Когда он услышал звуки, он осознал, что ничего не слышал с тех пор, как увидел могильную плиту на улице, — его собственный пульс заглушал все звуки. Теперь в его биение вторглись обычные шумы отеля: телефоны, пылесос, мягко закрывающиеся двери лифта. О чем-то говорили люди. Он почувствовал, что снова способен выйти на улицу.

Глава 6

— Я хочу есть, — сказала она.

— Я купил тебе новые вещи.

— Не хочу вещи.

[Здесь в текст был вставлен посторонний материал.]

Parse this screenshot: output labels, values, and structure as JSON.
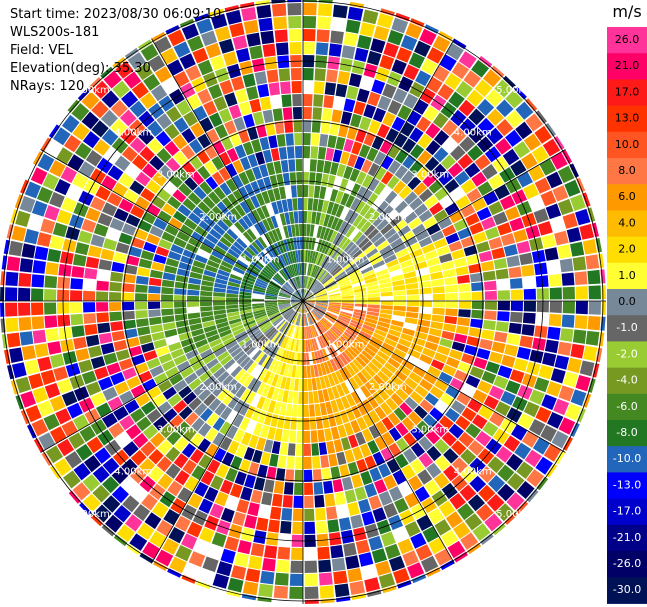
{
  "header": {
    "start_time": "Start time: 2023/08/30 06:09:10",
    "site": "WLS200s-181",
    "field": "Field: VEL",
    "elevation": "Elevation(deg): 35.30",
    "nrays": "NRays: 120"
  },
  "colorbar": {
    "unit": "m/s",
    "ticks": [
      "26.0",
      "21.0",
      "17.0",
      "13.0",
      "10.0",
      "8.0",
      "6.0",
      "4.0",
      "2.0",
      "1.0",
      "0.0",
      "-1.0",
      "-2.0",
      "-4.0",
      "-6.0",
      "-8.0",
      "-10.0",
      "-13.0",
      "-17.0",
      "-21.0",
      "-26.0",
      "-30.0"
    ],
    "colors": [
      "#ff3399",
      "#ff0066",
      "#ff1a1a",
      "#ff3300",
      "#ff5522",
      "#ff7744",
      "#ff9900",
      "#ffbb00",
      "#ffdd00",
      "#ffff33",
      "#778899",
      "#666666",
      "#99cc33",
      "#779922",
      "#448822",
      "#227722",
      "#2266bb",
      "#0000ff",
      "#0000cc",
      "#000088",
      "#000066",
      "#001155"
    ]
  },
  "chart_data": {
    "type": "ppi",
    "nrays": 120,
    "range_rings": [
      {
        "label": "1.00km",
        "km": 1
      },
      {
        "label": "2.00km",
        "km": 2
      },
      {
        "label": "3.00km",
        "km": 3
      },
      {
        "label": "4.00km",
        "km": 4
      },
      {
        "label": "5.00km",
        "km": 5
      }
    ],
    "velocity_pattern": {
      "approaching_direction": "north-west",
      "receding_direction": "south-east",
      "near_field_max_range_km": 2.3,
      "outer_field": "noisy"
    }
  }
}
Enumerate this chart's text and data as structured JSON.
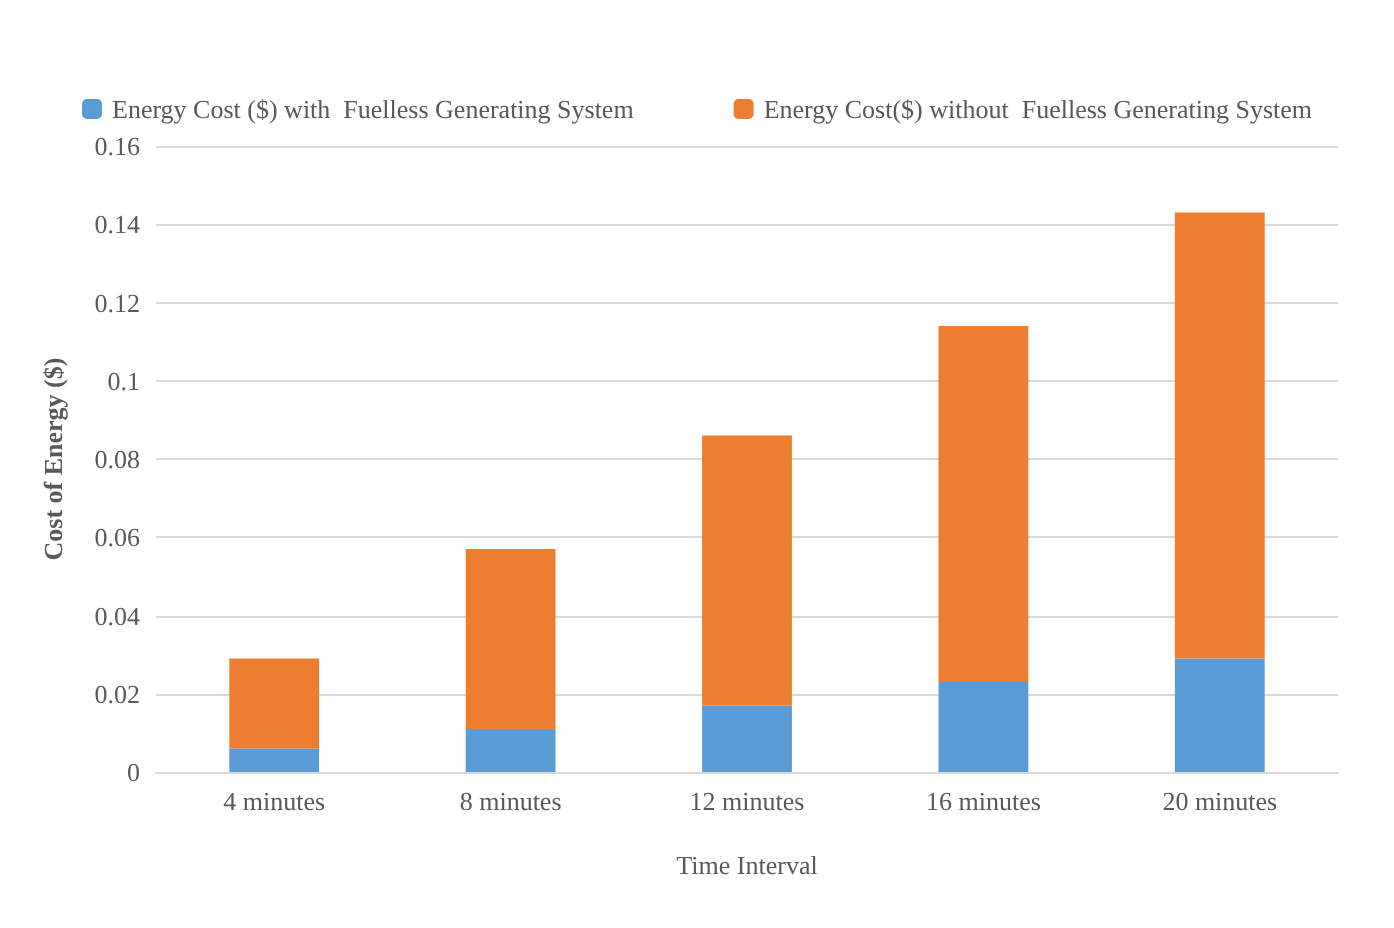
{
  "chart_data": {
    "type": "bar",
    "stacked": true,
    "xlabel": "Time Interval",
    "ylabel": "Cost of Energy ($)",
    "categories": [
      "4 minutes",
      "8 minutes",
      "12 minutes",
      "16 minutes",
      "20 minutes"
    ],
    "series": [
      {
        "name": "Energy Cost ($) with  Fuelless Generating System",
        "color": "#5b9bd5",
        "values": [
          0.006,
          0.011,
          0.017,
          0.023,
          0.029
        ]
      },
      {
        "name": "Energy Cost($) without  Fuelless Generating System",
        "color": "#ed7d31",
        "values": [
          0.023,
          0.046,
          0.069,
          0.091,
          0.114
        ]
      }
    ],
    "ylim": [
      0,
      0.16
    ],
    "yticks": [
      0,
      0.02,
      0.04,
      0.06,
      0.08,
      0.1,
      0.12,
      0.14,
      0.16
    ],
    "grid": "y",
    "legend": "top"
  }
}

Хочу есть.

Он пересек комнату и сел на стол.

— Я думал, тебе надоело носить одно и то же.

— Мне все равно, что носить.

— Ладно, — он поставил сумку ей на кровать. — Я просто думал, тебе это понравится.

Она не ответила.

— Я тебя покормлю, если ты ответишь на кое-какие вопросы.

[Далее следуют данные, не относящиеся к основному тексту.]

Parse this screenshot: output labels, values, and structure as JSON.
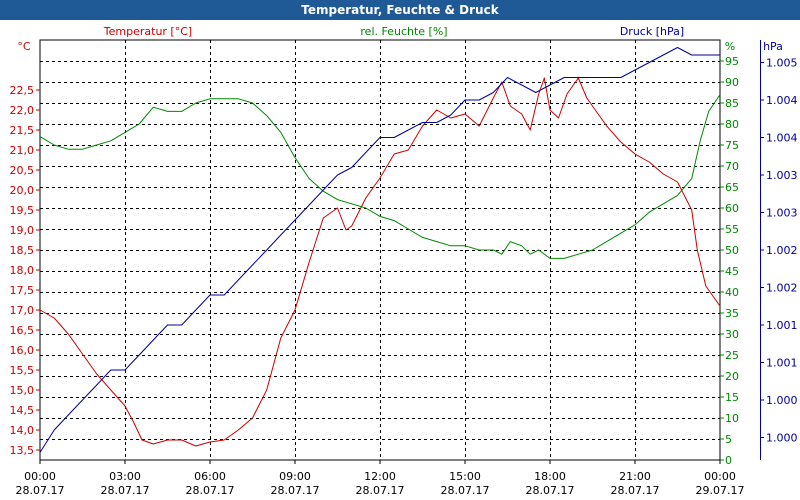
{
  "chart_data": {
    "type": "line",
    "title": "Temperatur, Feuchte & Druck",
    "x_ticks": [
      {
        "time": "00:00",
        "date": "28.07.17"
      },
      {
        "time": "03:00",
        "date": "28.07.17"
      },
      {
        "time": "06:00",
        "date": "28.07.17"
      },
      {
        "time": "09:00",
        "date": "28.07.17"
      },
      {
        "time": "12:00",
        "date": "28.07.17"
      },
      {
        "time": "15:00",
        "date": "28.07.17"
      },
      {
        "time": "18:00",
        "date": "28.07.17"
      },
      {
        "time": "21:00",
        "date": "28.07.17"
      },
      {
        "time": "00:00",
        "date": "29.07.17"
      }
    ],
    "xlim_hours": [
      0,
      24
    ],
    "axes": {
      "temperature": {
        "title": "Temperatur [°C]",
        "unit": "°C",
        "color": "#cc0000",
        "range": [
          13.25,
          23.75
        ],
        "ticks": [
          "13,5",
          "14,0",
          "14,5",
          "15,0",
          "15,5",
          "16,0",
          "16,5",
          "17,0",
          "17,5",
          "18,0",
          "18,5",
          "19,0",
          "19,5",
          "20,0",
          "20,5",
          "21,0",
          "21,5",
          "22,0",
          "22,5"
        ]
      },
      "humidity": {
        "title": "rel. Feuchte [%]",
        "unit": "%",
        "color": "#008800",
        "range": [
          0,
          100
        ],
        "ticks": [
          "0",
          "5",
          "10",
          "15",
          "20",
          "25",
          "30",
          "35",
          "40",
          "45",
          "50",
          "55",
          "60",
          "65",
          "70",
          "75",
          "80",
          "85",
          "90",
          "95"
        ]
      },
      "pressure": {
        "title": "Druck [hPa]",
        "unit": "hPa",
        "color": "#000099",
        "range": [
          999.7,
          1005.3
        ],
        "ticks": [
          "1.000",
          "1.000",
          "1.001",
          "1.001",
          "1.002",
          "1.002",
          "1.003",
          "1.003",
          "1.004",
          "1.004",
          "1.005"
        ]
      }
    },
    "series": [
      {
        "name": "Temperatur",
        "axis": "temperature",
        "color": "#cc0000",
        "points": [
          [
            0,
            17.0
          ],
          [
            0.5,
            16.8
          ],
          [
            1.0,
            16.4
          ],
          [
            1.5,
            15.9
          ],
          [
            2.0,
            15.4
          ],
          [
            2.5,
            15.0
          ],
          [
            3.0,
            14.6
          ],
          [
            3.3,
            14.2
          ],
          [
            3.6,
            13.75
          ],
          [
            4.0,
            13.65
          ],
          [
            4.5,
            13.75
          ],
          [
            5.0,
            13.75
          ],
          [
            5.5,
            13.6
          ],
          [
            6.0,
            13.7
          ],
          [
            6.5,
            13.75
          ],
          [
            7.0,
            14.0
          ],
          [
            7.5,
            14.3
          ],
          [
            8.0,
            15.0
          ],
          [
            8.5,
            16.3
          ],
          [
            9.0,
            17.0
          ],
          [
            9.5,
            18.2
          ],
          [
            10.0,
            19.3
          ],
          [
            10.5,
            19.55
          ],
          [
            10.8,
            19.0
          ],
          [
            11.0,
            19.1
          ],
          [
            11.5,
            19.8
          ],
          [
            12.0,
            20.3
          ],
          [
            12.5,
            20.9
          ],
          [
            13.0,
            21.0
          ],
          [
            13.5,
            21.6
          ],
          [
            14.0,
            22.0
          ],
          [
            14.5,
            21.8
          ],
          [
            15.0,
            21.9
          ],
          [
            15.5,
            21.6
          ],
          [
            16.0,
            22.3
          ],
          [
            16.3,
            22.7
          ],
          [
            16.6,
            22.1
          ],
          [
            17.0,
            21.9
          ],
          [
            17.3,
            21.5
          ],
          [
            17.6,
            22.4
          ],
          [
            17.8,
            22.8
          ],
          [
            18.0,
            22.0
          ],
          [
            18.3,
            21.8
          ],
          [
            18.6,
            22.4
          ],
          [
            19.0,
            22.8
          ],
          [
            19.3,
            22.3
          ],
          [
            19.6,
            22.0
          ],
          [
            20.0,
            21.6
          ],
          [
            20.5,
            21.2
          ],
          [
            21.0,
            20.9
          ],
          [
            21.5,
            20.7
          ],
          [
            22.0,
            20.4
          ],
          [
            22.5,
            20.2
          ],
          [
            23.0,
            19.5
          ],
          [
            23.2,
            18.5
          ],
          [
            23.5,
            17.6
          ],
          [
            24.0,
            17.1
          ]
        ]
      },
      {
        "name": "rel. Feuchte",
        "axis": "humidity",
        "color": "#008800",
        "points": [
          [
            0,
            77
          ],
          [
            0.5,
            75
          ],
          [
            1.0,
            74
          ],
          [
            1.5,
            74
          ],
          [
            2.0,
            75
          ],
          [
            2.5,
            76
          ],
          [
            3.0,
            78
          ],
          [
            3.5,
            80
          ],
          [
            4.0,
            84
          ],
          [
            4.5,
            83
          ],
          [
            5.0,
            83
          ],
          [
            5.5,
            85
          ],
          [
            6.0,
            86
          ],
          [
            6.5,
            86
          ],
          [
            7.0,
            86
          ],
          [
            7.5,
            85
          ],
          [
            8.0,
            82
          ],
          [
            8.5,
            78
          ],
          [
            9.0,
            72
          ],
          [
            9.5,
            67
          ],
          [
            10.0,
            64
          ],
          [
            10.5,
            62
          ],
          [
            11.0,
            61
          ],
          [
            11.5,
            60
          ],
          [
            12.0,
            58
          ],
          [
            12.5,
            57
          ],
          [
            13.0,
            55
          ],
          [
            13.5,
            53
          ],
          [
            14.0,
            52
          ],
          [
            14.5,
            51
          ],
          [
            15.0,
            51
          ],
          [
            15.5,
            50
          ],
          [
            16.0,
            50
          ],
          [
            16.3,
            49
          ],
          [
            16.6,
            52
          ],
          [
            17.0,
            51
          ],
          [
            17.3,
            49
          ],
          [
            17.6,
            50
          ],
          [
            18.0,
            48
          ],
          [
            18.5,
            48
          ],
          [
            19.0,
            49
          ],
          [
            19.5,
            50
          ],
          [
            20.0,
            52
          ],
          [
            20.5,
            54
          ],
          [
            21.0,
            56
          ],
          [
            21.5,
            59
          ],
          [
            22.0,
            61
          ],
          [
            22.5,
            63
          ],
          [
            23.0,
            67
          ],
          [
            23.3,
            76
          ],
          [
            23.6,
            83
          ],
          [
            24.0,
            87
          ]
        ]
      },
      {
        "name": "Druck",
        "axis": "pressure",
        "color": "#000099",
        "points": [
          [
            0,
            999.8
          ],
          [
            0.5,
            1000.1
          ],
          [
            1.0,
            1000.3
          ],
          [
            1.5,
            1000.5
          ],
          [
            2.0,
            1000.7
          ],
          [
            2.5,
            1000.9
          ],
          [
            3.0,
            1000.9
          ],
          [
            3.5,
            1001.1
          ],
          [
            4.0,
            1001.3
          ],
          [
            4.5,
            1001.5
          ],
          [
            5.0,
            1001.5
          ],
          [
            5.5,
            1001.7
          ],
          [
            6.0,
            1001.9
          ],
          [
            6.5,
            1001.9
          ],
          [
            7.0,
            1002.1
          ],
          [
            7.5,
            1002.3
          ],
          [
            8.0,
            1002.5
          ],
          [
            8.5,
            1002.7
          ],
          [
            9.0,
            1002.9
          ],
          [
            9.5,
            1003.1
          ],
          [
            10.0,
            1003.3
          ],
          [
            10.5,
            1003.5
          ],
          [
            11.0,
            1003.6
          ],
          [
            11.5,
            1003.8
          ],
          [
            12.0,
            1004.0
          ],
          [
            12.5,
            1004.0
          ],
          [
            13.0,
            1004.1
          ],
          [
            13.5,
            1004.2
          ],
          [
            14.0,
            1004.2
          ],
          [
            14.5,
            1004.3
          ],
          [
            15.0,
            1004.5
          ],
          [
            15.5,
            1004.5
          ],
          [
            16.0,
            1004.6
          ],
          [
            16.5,
            1004.8
          ],
          [
            17.0,
            1004.7
          ],
          [
            17.5,
            1004.6
          ],
          [
            18.0,
            1004.7
          ],
          [
            18.5,
            1004.8
          ],
          [
            19.0,
            1004.8
          ],
          [
            19.5,
            1004.8
          ],
          [
            20.0,
            1004.8
          ],
          [
            20.5,
            1004.8
          ],
          [
            21.0,
            1004.9
          ],
          [
            21.5,
            1005.0
          ],
          [
            22.0,
            1005.1
          ],
          [
            22.5,
            1005.2
          ],
          [
            23.0,
            1005.1
          ],
          [
            23.5,
            1005.1
          ],
          [
            24.0,
            1005.1
          ]
        ]
      }
    ]
  }
}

Она отвернулась и принялась комкать простыню.

— Как твое имя?

— Я говорила тебе. Анджи.

— Анджи Моул?

— Нет. Анджи Митчелл.

Почему твои родители не обратились в полицию, чтобы тебя нашли? Почему тебя не ищут?

— У меня нет родителей.

— У всех есть.

— У всех, кроме сирот.

— А кто же о тебе заботится?

— Ты.

— А до меня?

— Слушай, хватит, — лицо ее стало сердитым.

— Ты в самом деле сирота?

Хватит хватит хватит! Чтобы остановить ее крик, он извлек из сумки с провизией банку ветчины.

— Ладно. Сейчас будем есть.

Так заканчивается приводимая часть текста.